Trop rarement nous sommes confrontés à la réalité des populations devant faire face à l’avancée victorieuse d’un empire qui absorbe tout sur son passage. Ce que nous voulons, c’est suivre le chemin belliqueux de ces grands personnages qui portent le poids du monde sur leurs épaules. Il y a pourtant tant à dire sur “ces gens qui ne sont rien”. Ils sont le cœur et l’âme de ces contrées que nous arpentons d’un pas décidé. Ils sont la motivation tacite qui anime notre complexe du sauveur. Je crois que c’est pour cette raison que, à date, Stormblood est mon extension préférée du MMORPG à succès de Square Enix. Stormblood décrit l’impérialisme, son idéologie, les outils de dominations, la résistance, les victimes et les complices avec pertinence et une froideur chirurgicale.
Les cendres de la rébellion
Le théâtre principal des événements de Final Fantasy XIV est le continent d’Éorzea, au sein duquel nous retrouvons quatre grandes cités-états : Gridania, Limsa Lominsa, Ul’dah et Ishgard. Toutes sont en guerre contre l’empire de Garlemald, une puissance militariste et expansionniste qui veut absorber ce vaste territoire. À l’image de ce que les Romains faisaient, la force de Garlemald repose dans sa capacité à acculturer les territoires conquis. Tous les peuples assimilés finissent par se dissoudre dans les us et coutumes du colonisateur. Si à l’heure actuelle, on parle d’américanisation de l’ensemble de la société occidental, dans le monde de Final Fantasy XIV, nous pourrions parler de Garlemaldisation du monde.

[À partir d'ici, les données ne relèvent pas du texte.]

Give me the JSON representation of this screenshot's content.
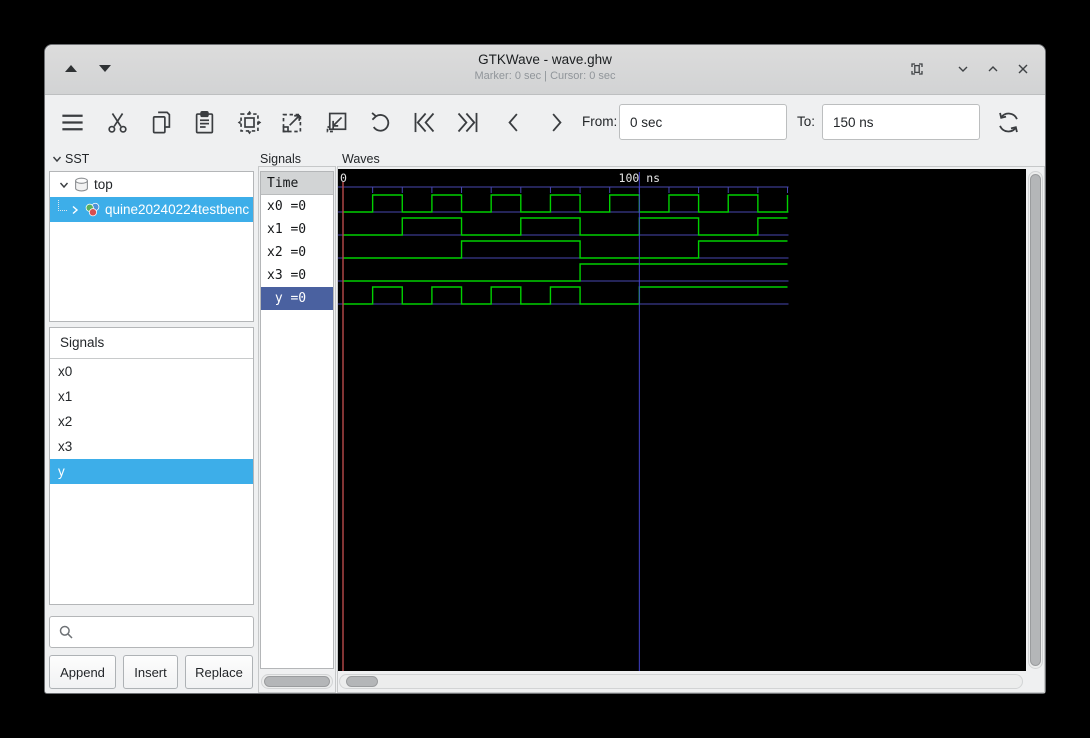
{
  "window": {
    "title": "GTKWave - wave.ghw",
    "status": "Marker: 0 sec | Cursor: 0 sec"
  },
  "toolbar": {
    "icons": [
      "menu",
      "cut",
      "copy",
      "paste",
      "zoom-fit",
      "zoom-in",
      "zoom-out",
      "undo",
      "to-start",
      "to-end",
      "prev-edge",
      "next-edge"
    ],
    "from_label": "From:",
    "from_value": "0 sec",
    "to_label": "To:",
    "to_value": "150 ns",
    "reload_icon": "reload"
  },
  "sst": {
    "label": "SST",
    "tree": [
      {
        "label": "top",
        "icon": "database-icon",
        "expanded": true,
        "selected": false
      },
      {
        "label": "quine20240224testbenc",
        "icon": "module-icon",
        "expanded": false,
        "selected": true
      }
    ]
  },
  "facilities": {
    "header": "Signals",
    "items": [
      "x0",
      "x1",
      "x2",
      "x3",
      "y"
    ],
    "selected_index": 4,
    "search_value": "",
    "buttons": [
      "Append",
      "Insert",
      "Replace"
    ]
  },
  "signal_values": {
    "label": "Signals",
    "time_header": "Time",
    "rows": [
      {
        "name": "x0",
        "value": "=0"
      },
      {
        "name": "x1",
        "value": "=0"
      },
      {
        "name": "x2",
        "value": "=0"
      },
      {
        "name": "x3",
        "value": "=0"
      },
      {
        "name": "y",
        "value": "=0"
      }
    ],
    "selected_index": 4
  },
  "waves": {
    "label": "Waves"
  },
  "chart_data": {
    "type": "digital-waveform",
    "time_unit": "ns",
    "t_start": 0,
    "t_end": 150,
    "tick_step_ns": 10,
    "labeled_ticks": [
      {
        "t": 0,
        "label": "0"
      },
      {
        "t": 100,
        "label": "100 ns"
      }
    ],
    "marker_time_ns": 0,
    "gridline_time_ns": 100,
    "signals": [
      {
        "name": "x0",
        "initial": 0,
        "transition_times_ns": [
          10,
          20,
          30,
          40,
          50,
          60,
          70,
          80,
          90,
          100,
          110,
          120,
          130,
          140,
          150
        ]
      },
      {
        "name": "x1",
        "initial": 0,
        "transition_times_ns": [
          20,
          40,
          60,
          80,
          100,
          120,
          140
        ]
      },
      {
        "name": "x2",
        "initial": 0,
        "transition_times_ns": [
          40,
          80,
          120
        ]
      },
      {
        "name": "x3",
        "initial": 0,
        "transition_times_ns": [
          80
        ]
      },
      {
        "name": "y",
        "initial": 0,
        "transition_times_ns": [
          10,
          20,
          30,
          40,
          50,
          60,
          70,
          80,
          100
        ]
      }
    ]
  },
  "colors": {
    "wave_green": "#00d000",
    "grid_blue": "#4848b0",
    "marker_red": "#b84a4a",
    "selection_light_blue": "#3daee9",
    "selection_navy": "#4a61a0",
    "canvas_black": "#000000"
  }
}
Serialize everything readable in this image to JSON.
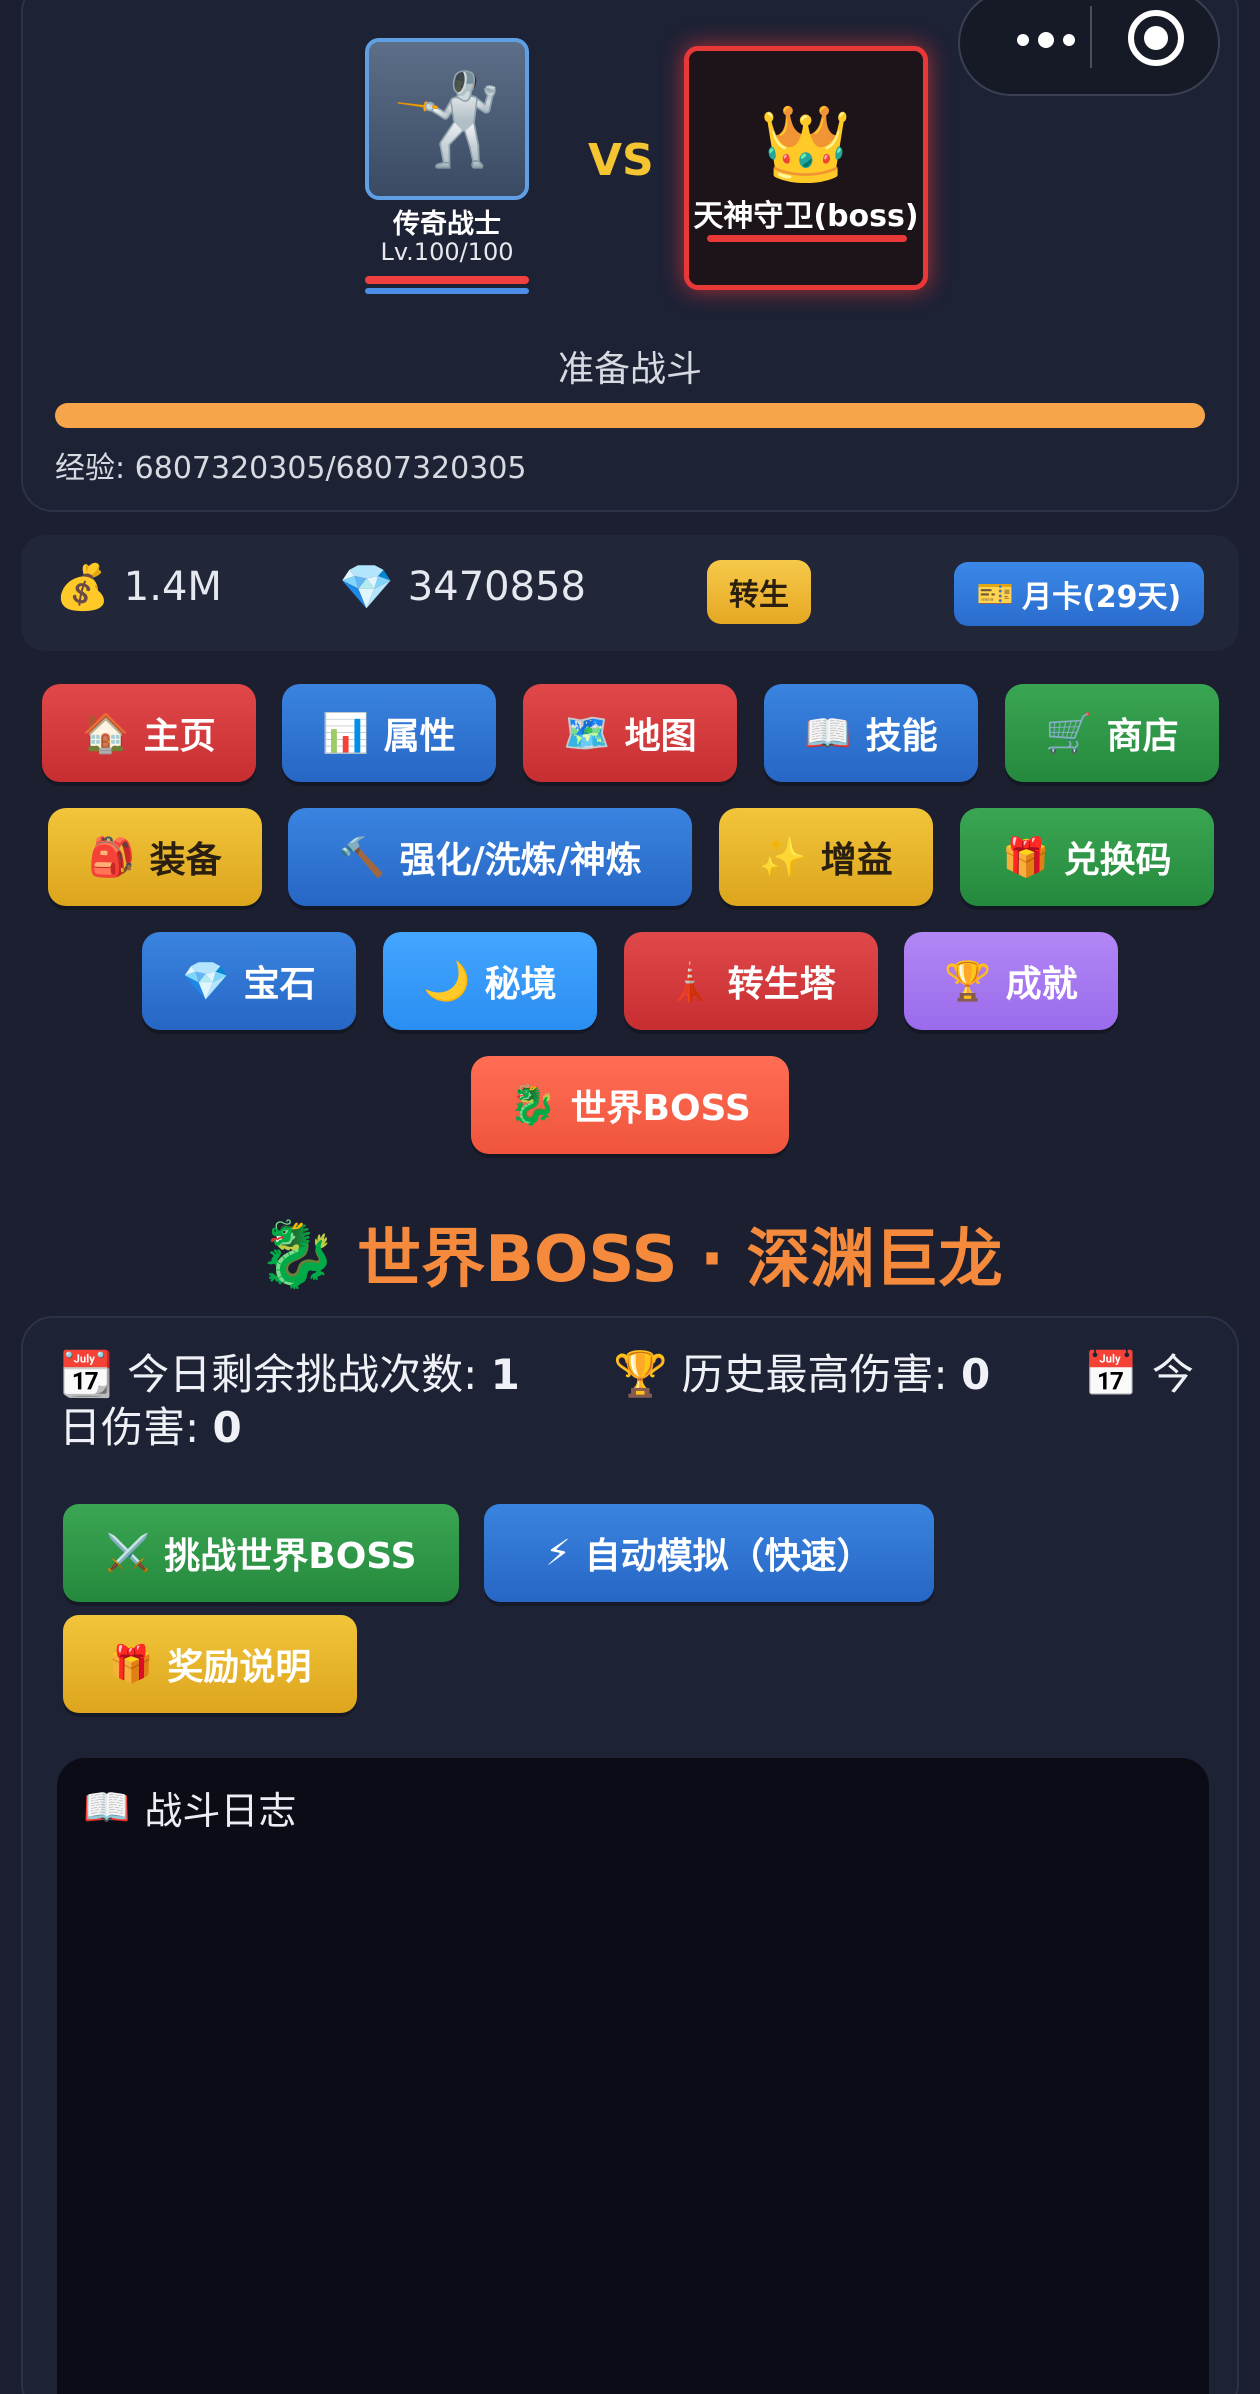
{
  "top_capsule": {
    "more_icon": "more-dots-icon",
    "close_icon": "target-circle-icon"
  },
  "player": {
    "name": "传奇战士",
    "level": "Lv.100/100",
    "avatar_icon": "🤺"
  },
  "vs": "VS",
  "boss": {
    "name": "天神守卫(boss)",
    "icon": "👑"
  },
  "battle_status": "准备战斗",
  "exp": {
    "text": "经验: 6807320305/6807320305",
    "progress": 1.0
  },
  "resources": {
    "gold_icon": "💰",
    "gold": "1.4M",
    "gem_icon": "💎",
    "gems": "3470858",
    "rebirth_label": "转生",
    "monthcard_icon": "🎫",
    "monthcard_label": "月卡(29天)"
  },
  "nav": {
    "home": {
      "icon": "🏠",
      "label": "主页"
    },
    "attributes": {
      "icon": "📊",
      "label": "属性"
    },
    "map": {
      "icon": "🗺️",
      "label": "地图"
    },
    "skills": {
      "icon": "📖",
      "label": "技能"
    },
    "shop": {
      "icon": "🛒",
      "label": "商店"
    },
    "equipment": {
      "icon": "🎒",
      "label": "装备"
    },
    "enhance": {
      "icon": "🔨",
      "label": "强化/洗炼/神炼"
    },
    "buff": {
      "icon": "✨",
      "label": "增益"
    },
    "redeem": {
      "icon": "🎁",
      "label": "兑换码"
    },
    "gems": {
      "icon": "💎",
      "label": "宝石"
    },
    "secret": {
      "icon": "🌙",
      "label": "秘境"
    },
    "tower": {
      "icon": "🗼",
      "label": "转生塔"
    },
    "achievement": {
      "icon": "🏆",
      "label": "成就"
    },
    "world_boss": {
      "icon": "🐉",
      "label": "世界BOSS"
    }
  },
  "world_boss_section": {
    "title_icon": "🐉",
    "title": "世界BOSS · 深渊巨龙",
    "remaining_icon": "📆",
    "remaining_label": "今日剩余挑战次数: ",
    "remaining_value": "1",
    "best_icon": "🏆",
    "best_label": "历史最高伤害: ",
    "best_value": "0",
    "today_icon": "📅",
    "today_label": "今日伤害: ",
    "today_value": "0",
    "challenge_icon": "⚔️",
    "challenge_label": "挑战世界BOSS",
    "auto_icon": "⚡",
    "auto_label": "自动模拟（快速）",
    "reward_icon": "🎁",
    "reward_label": "奖励说明",
    "log_icon": "📖",
    "log_title": "战斗日志"
  }
}
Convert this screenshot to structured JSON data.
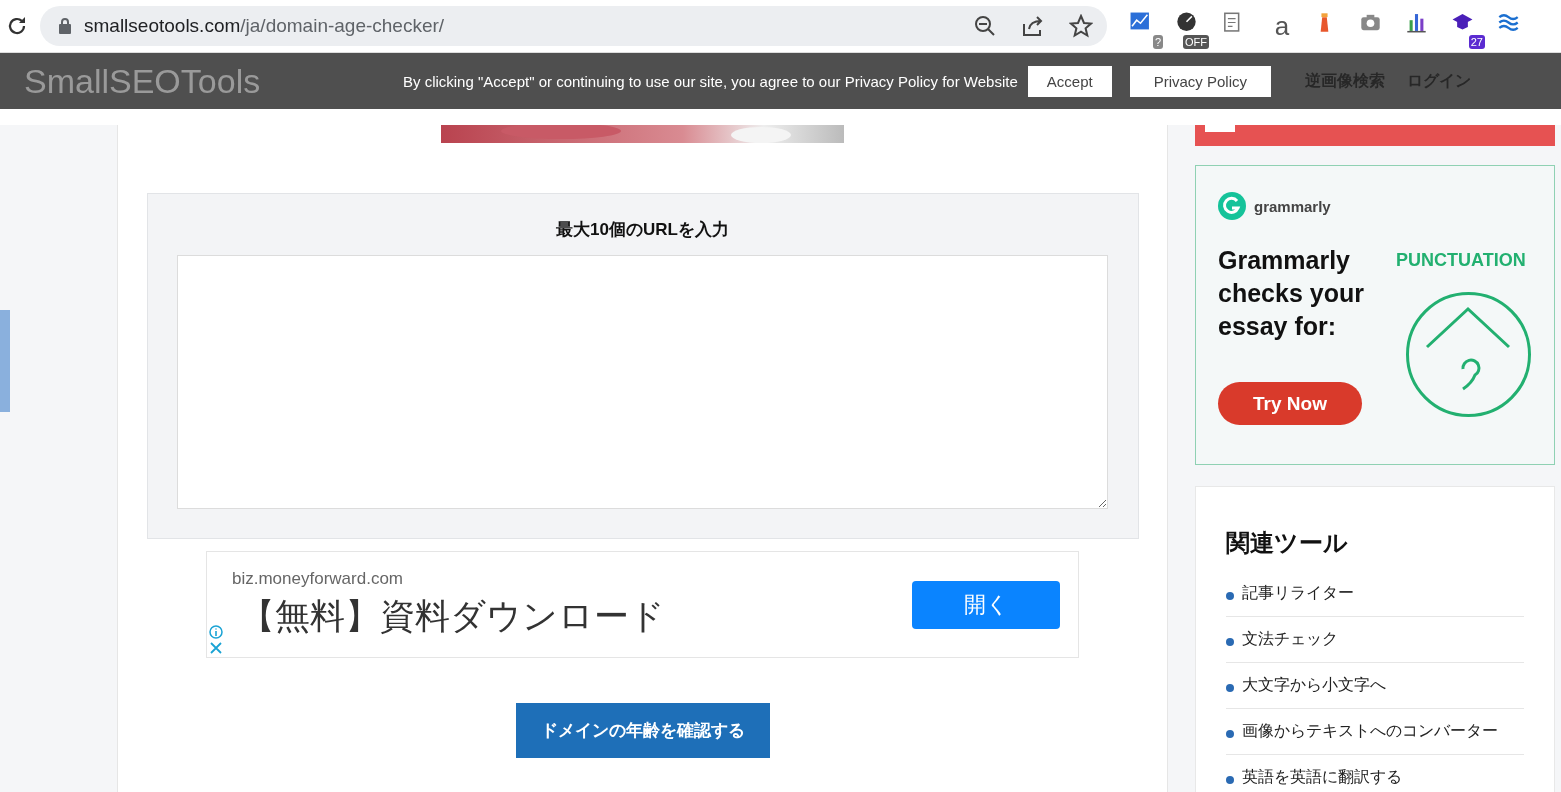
{
  "browser": {
    "url_host": "smallseotools.com",
    "url_path": "/ja/domain-age-checker/",
    "extensions": [
      {
        "kind": "chart",
        "badge": "?"
      },
      {
        "kind": "gauge",
        "badge": "OFF"
      },
      {
        "kind": "note"
      },
      {
        "kind": "letter",
        "glyph": "a"
      },
      {
        "kind": "lighthouse"
      },
      {
        "kind": "camera"
      },
      {
        "kind": "bars"
      },
      {
        "kind": "cap",
        "badge": "27"
      },
      {
        "kind": "waves"
      }
    ]
  },
  "header": {
    "logo": "SmallSEOTools",
    "nav": [
      "逆画像検索",
      "ログイン"
    ]
  },
  "cookie_bar": {
    "message": "By clicking \"Accept\" or continuing to use our site, you agree to our Privacy Policy for Website",
    "buttons": [
      "Accept",
      "Privacy Policy"
    ]
  },
  "url_form": {
    "title": "最大10個のURLを入力",
    "submit": "ドメインの年齢を確認する"
  },
  "ad": {
    "domain": "biz.moneyforward.com",
    "headline": "【無料】資料ダウンロード",
    "button": "開く"
  },
  "grammarly_ad": {
    "brand": "grammarly",
    "headline": "Grammarly checks your essay for:",
    "feature": "PUNCTUATION",
    "button": "Try Now"
  },
  "related_tools": {
    "title": "関連ツール",
    "items": [
      "記事リライター",
      "文法チェック",
      "大文字から小文字へ",
      "画像からテキストへのコンバーター",
      "英語を英語に翻訳する"
    ]
  }
}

L’empire dispose d’une avance technologique considérable qui lui permet de faire ployer le genou à tous ses opposants. Les différentes régions d’Eorzea n’ont donc pas d’autre choix que de s’allier pour repousser l’invasion, mais ce pacte militaire se révèle inefficace. En effet, vingt ans avant les événements du jeu, Garlemald envahit et conquit la cinquième nation éorzéenne, Ala Mhigo. Dès les premières heures de A Realm Reborn, le joueur est amené à faire la découverte d’un camp de réfugiés décrépit appelé la petite Ala Mhigo. Il ne s’agit que d’une grotte vaguement aménagée. Ses habitants, qui ont eu la chance de fuir lors de la chute de leur Terre-Natale, sont rongés par la frustration. Certains rejoignent par hasard l’armée d’Ul’dah, d’autres optent pour des parcours de vie plus ordinaires, quand certains basculent dans le militantisme avec l’espoir, d’un jour, pouvoir de nouveau fouler le sol de leur pays. Alors que nous accomplissons des quêtes d’un intérêt discutable à ce moment de l’aventure, le jeu plante déjà les graines de ce qui fera le sel de Stormblood. Il n’y a qu’à lever les yeux pour observer des dizaines de réfugiés Ala Mhigois qui campent à l’extérieur des murs de la prospère cité-état. L’accès leur est interdit, et les nombreuses demandes d’asile sont ensevelies dans les tréfonds de l’administration. Traités comme des bœufs, les plus aptes finissent par être exploités par des marchands ou des proxénètes avides. Leur situation n’est pas très différente de ce que nous pouvons observer en Europe. En 2021, il était possible de recenser près de 4 000 réfugiés à Berlin occupant des emplois précaires rémunérés à peine plus d’un euro de l’heure.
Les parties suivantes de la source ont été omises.